Sikap yang diambil dalam wacana keilmuan ini menjadikan hal-hal (baca; disiplin ilmu) baru ditolak dan disingkirkan jika ia dianggap menyeleweng atau menggunggat sakralitas dan konstanitas pemikiran klasik yang kita kenal sekarang sebagai al turats, padahal kenyataannya al turats ini sendiri merupakan buah pemikiran yang terlahir dalam ruang sejarah tertentu, yang terpanggil oleh kondisi zamannya, dan pada hakikatnya ia merupakan teori kritis yang belum dapat dipastikan sebagai suatu yang mutlak, yaitu kemutlakan dalam relevansinya di setiap ruang dan waktu. Oleh karena itu kritik turats bukan berarti merendahkannya tetapi merupakan upaya penyelarasan pemikiran klasik atau al turats dengan realita kekinian. Sebagaimana yang ingin dicapai Hasan Hanafi dalam projek turats wa tajdid (warisan dan pembaharuan), bahwa turats adalah garis start, dan tajdid merupakan reinterpretasi turats yang selaras dengan tuntutan kekinian.
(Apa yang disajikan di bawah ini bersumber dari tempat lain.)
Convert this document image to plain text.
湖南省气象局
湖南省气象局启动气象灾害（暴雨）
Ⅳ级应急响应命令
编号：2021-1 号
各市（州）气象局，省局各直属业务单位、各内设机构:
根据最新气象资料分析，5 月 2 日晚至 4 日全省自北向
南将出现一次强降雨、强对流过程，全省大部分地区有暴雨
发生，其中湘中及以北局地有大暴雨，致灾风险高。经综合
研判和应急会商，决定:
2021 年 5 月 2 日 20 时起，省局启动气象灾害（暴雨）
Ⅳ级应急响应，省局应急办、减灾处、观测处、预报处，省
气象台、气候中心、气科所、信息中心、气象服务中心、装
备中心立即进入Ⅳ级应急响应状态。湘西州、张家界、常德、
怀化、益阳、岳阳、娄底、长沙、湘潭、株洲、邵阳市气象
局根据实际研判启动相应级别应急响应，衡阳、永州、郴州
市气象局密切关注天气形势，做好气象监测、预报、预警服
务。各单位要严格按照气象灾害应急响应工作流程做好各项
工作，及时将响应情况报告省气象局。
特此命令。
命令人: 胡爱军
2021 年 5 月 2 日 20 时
Turats adalah perantara dimana tajdid merupakan tujuan, yaitu ketika  turats turut serta merevolusi realita, menuntas problematika, menghapus segala alasan keterpurukan, dan membuka pakem-pakem yang mengunci pertumbuhannya. Maka nilai yang dimiliki turats hanya terletak pada sejauh manakah ia mampu mengemukakan teori ilmiah dalam menafsirkan kenyataan dan usaha mengembangkannya.[2]
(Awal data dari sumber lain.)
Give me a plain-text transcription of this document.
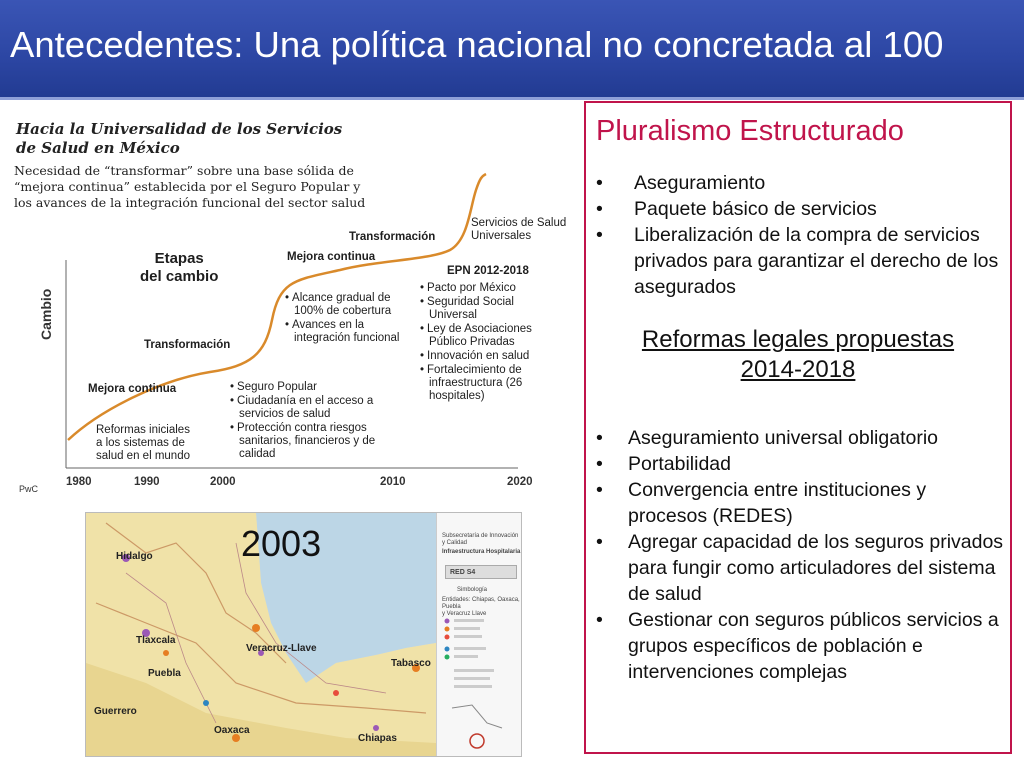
Antecedentes: Una política nacional no concretada al 100
Hacia la Universalidad de los Servicios
de Salud en México
Necesidad de “transformar” sobre una base sólida de
“mejora continua” establecida por el Seguro Popular y
los avances de la integración funcional del sector salud
Cambio
Etapas
del cambio
Mejora continua
Transformación
Mejora continua
Transformación
Servicios de Salud
Universales
Reformas iniciales
a los sistemas de
salud en el mundo
• Seguro Popular
• Ciudadanía en el acceso a servicios de salud
• Protección contra riesgos sanitarios, financieros y de calidad
• Alcance gradual de 100% de cobertura
• Avances en la integración funcional
EPN 2012-2018
• Pacto por México
• Seguridad Social Universal
• Ley de Asociaciones Público Privadas
• Innovación en salud
• Fortalecimiento de infraestructura (26 hospitales)
1980	1990	2000	2010	2020
PwC
2003
Hidalgo
Tlaxcala
Puebla
Veracruz-Llave
Tabasco
Guerrero
Oaxaca
Chiapas
Subsecretaría de Innovación y Calidad
Infraestructura Hospitalaria
RED S4
Simbología
Entidades: Chiapas, Oaxaca, Puebla
y Veracruz Llave
Pluralismo Estructurado
• Aseguramiento
• Paquete básico de servicios
• Liberalización de la compra de servicios privados para garantizar el derecho de los asegurados
Reformas legales propuestas
2014-2018
• Aseguramiento universal obligatorio
• Portabilidad
• Convergencia entre instituciones y procesos (REDES)
• Agregar capacidad de los seguros privados para fungir como articuladores del sistema de salud
• Gestionar con seguros públicos servicios a grupos específicos de población e intervenciones complejas
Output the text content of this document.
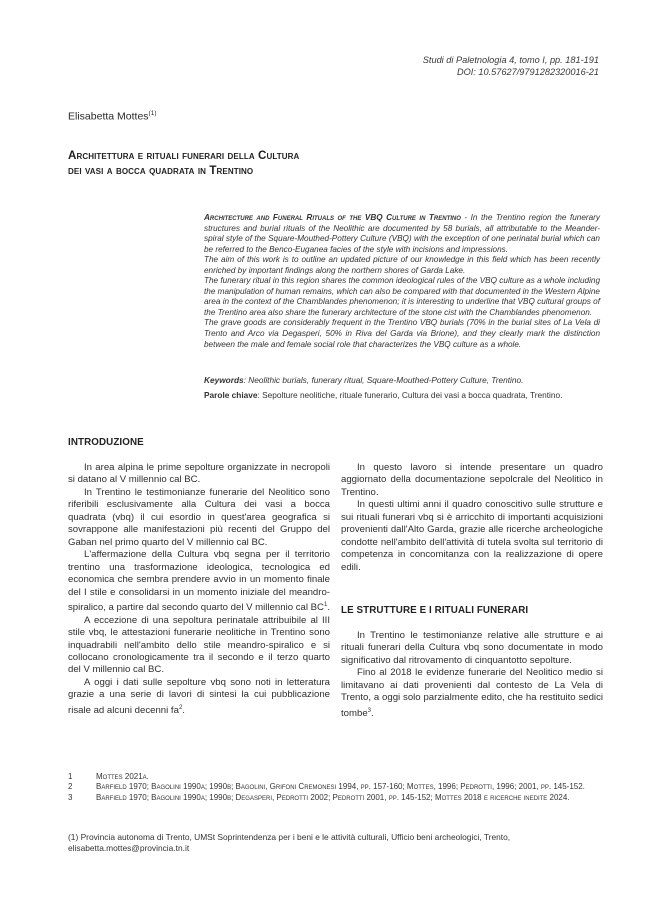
Studi di Paletnologia 4, tomo I, pp. 181-191
DOI: 10.57627/9791282320016-21
Elisabetta Mottes$^{(1)}$
Architettura e rituali funerari della Cultura
dei vasi a bocca quadrata in Trentino

Architecture and Funeral Rituals of the VBQ Culture in Trentino - In the Trentino region the funerary structures and burial rituals of the Neolithic are documented by 58 burials, all attributable to the Meander-spiral style of the Square-Mouthed-Pottery Culture (VBQ) with the exception of one perinatal burial which can be referred to the Benco-Euganea facies of the style with incisions and impressions.

The aim of this work is to outline an updated picture of our knowledge in this field which has been recently enriched by important findings along the northern shores of Garda Lake.

The funerary ritual in this region shares the common ideological rules of the VBQ culture as a whole including the manipulation of human remains, which can also be compared with that documented in the Western Alpine area in the context of the Chamblandes phenomenon; it is interesting to underline that VBQ cultural groups of the Trentino area also share the funerary architecture of the stone cist with the Chamblandes phenomenon.

The grave goods are considerably frequent in the Trentino VBQ burials (70% in the burial sites of La Vela di Trento and Arco via Degasperi, 50% in Riva del Garda via Brione), and they clearly mark the distinction between the male and female social role that characterizes the VBQ culture as a whole.

Keywords: Neolithic burials, funerary ritual, Square-Mouthed-Pottery Culture, Trentino.
Parole chiave: Sepolture neolitiche, rituale funerario, Cultura dei vasi a bocca quadrata, Trentino.
INTRODUZIONE

In area alpina le prime sepolture organizzate in necropoli si datano al V millennio cal BC.

In Trentino le testimonianze funerarie del Neolitico sono riferibili esclusivamente alla Cultura dei vasi a bocca quadrata (vbq) il cui esordio in quest'area geografica si sovrappone alle manifestazioni più recenti del Gruppo del Gaban nel primo quarto del V millennio cal BC.

L'affermazione della Cultura vbq segna per il territorio trentino una trasformazione ideologica, tecnologica ed economica che sembra prendere avvio in un momento finale del I stile e consolidarsi in un momento iniziale del meandro-spiralico, a partire dal secondo quarto del V millennio cal $BC^1$.

A eccezione di una sepoltura perinatale attribuibile al III stile vbq, le attestazioni funerarie neolitiche in Trentino sono inquadrabili nell'ambito dello stile meandro-spiralico e si collocano cronologicamente tra il secondo e il terzo quarto del V millennio cal BC.

A oggi i dati sulle sepolture vbq sono noti in letteratura grazie a una serie di lavori di sintesi la cui pubblicazione risale ad alcuni decenni $fa^2$.

In questo lavoro si intende presentare un quadro aggiornato della documentazione sepolcrale del Neolitico in Trentino.

In questi ultimi anni il quadro conoscitivo sulle strutture e sui rituali funerari vbq si è arricchito di importanti acquisizioni provenienti dall'Alto Garda, grazie alle ricerche archeologiche condotte nell'ambito dell'attività di tutela svolta sul territorio di competenza in concomitanza con la realizzazione di opere edili.

LE STRUTTURE E I RITUALI FUNERARI

In Trentino le testimonianze relative alle strutture e ai rituali funerari della Cultura vbq sono documentate in modo significativo dal ritrovamento di cinquantotto sepolture.

Fino al 2018 le evidenze funerarie del Neolitico medio si limitavano ai dati provenienti dal contesto de La Vela di Trento, a oggi solo parzialmente edito, che ha restituito sedici tombe$^3$.

1	Mottes 2021a.
2	Barfield 1970; Bagolini 1990a; 1990b; Bagolini, Grifoni Cremonesi 1994, pp. 157-160; Mottes, 1996; Pedrotti, 1996; 2001, pp. 145-152.
3	Barfield 1970; Bagolini 1990a; 1990b; Degasperi, Pedrotti 2002; Pedrotti 2001, pp. 145-152; Mottes 2018 e ricerche inedite 2024.
(1) Provincia autonoma di Trento, UMSt Soprintendenza per i beni e le attività culturali, Ufficio beni archeologici, Trento, elisabetta.mottes@provincia.tn.it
Penolakan serupa juga terjadi pada jenis tafsir yang relatif baru dan marak diperbincangkan sekarang, suatu penafsiran yang mengetengahkan saintifik ilmiah dalam menjelaskan kalimat-kalimat al Qur’an, dan berusaha mencocokkan penemuan ilmiah dengan sejumlah ayat-ayat tertentu.
Penafsiran ini menurut penggelutnya tidak hanya menjadi reproduksi intelektual, tetapi ia merupakan upaya pembuktian kemukjizatan yang al Qur’an sandang, ia berusaha menampilkan mukjizat tersebut dengan menjelaskan bahwa al Qur’an jauh lebih dahulu menyinggung fakta-fakta saintifik yang ditemukan oleh para ilmuwan.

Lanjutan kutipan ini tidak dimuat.